4) One of the most influential books in recent years is Sheryl Sandberg’s Lean In, a guide to empowerment for women in the workplace. Published in 2013, Lean In sold more than two million copies and spawned a nonprofit foundation that organizes support groups for professional women around the world. Sandberg lays out her thesis in the book’s introduction: “A truly equal world would be one where women ran half our countries and companies and men ran half our homes,” she writes. “I believe that this would be a better world.” Sandberg’s words are invariably characterized as a vision of equality, but that’s not quite what they are. What Sandberg is describing is sameness, a world where men and women are interchangeable parts, like widgets in a bin awaiting assembly.
3) In 2018, more girls than boys will graduate from high school, and with higher grades. That’s not surprising, given that women’s IQ scores are rising faster than men’s are. Since about 1980, women have been more likely than men to go to college, as well as to stay there and graduate, and that trend has dramatically accelerated. The average four-year campus is now 55 percent female. Women still live longer than men, as they always have, but now they have better credit ratings, too.

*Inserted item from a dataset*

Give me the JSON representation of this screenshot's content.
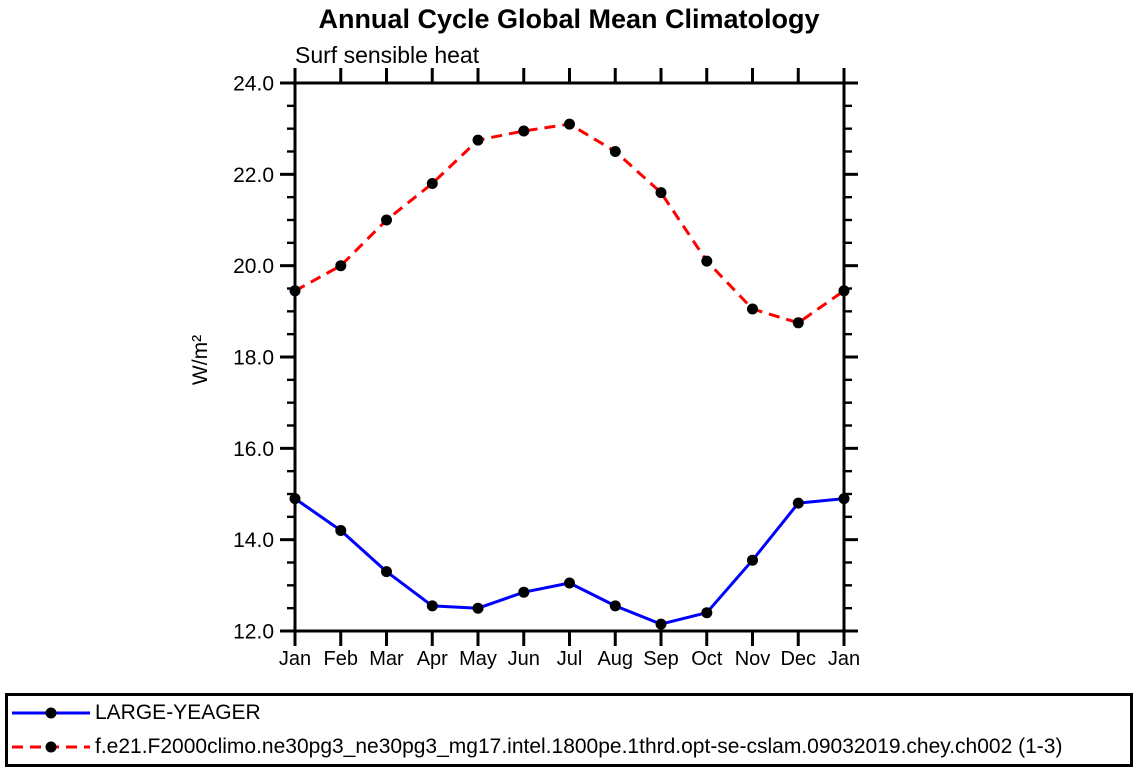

Single women buy homes at more than twice the rate of single men. For the first time since cars replaced horses, more women than men have driver’s licenses. When they run for political office, women are as likely as men to win elections. Women now constitute the majority of professional workers in the United States. Most managers are female. The wage gap between men and women has shrunk to almost nothing. In some jobs, women already make more than men.
2) Did feminism make women happy? We don’t have to speculate. Since 1972, researchers at the University of Chicago have collected data for a project called the General Social Survey. The purpose is to measure the changing attitudes of Americans. They’ve discovered a lot of interesting things, but maybe the most striking is this: women have become dramatically less happy over the past forty years. In the early years of the study, women reported greater happiness than men. They’ve become progressively less content ever since. Men are now considerably more satisfied with their lives than women are. That’s true across demographic groups, regardless of income. It’s not about money.
1) When motherhood is less valuable to society, so are women.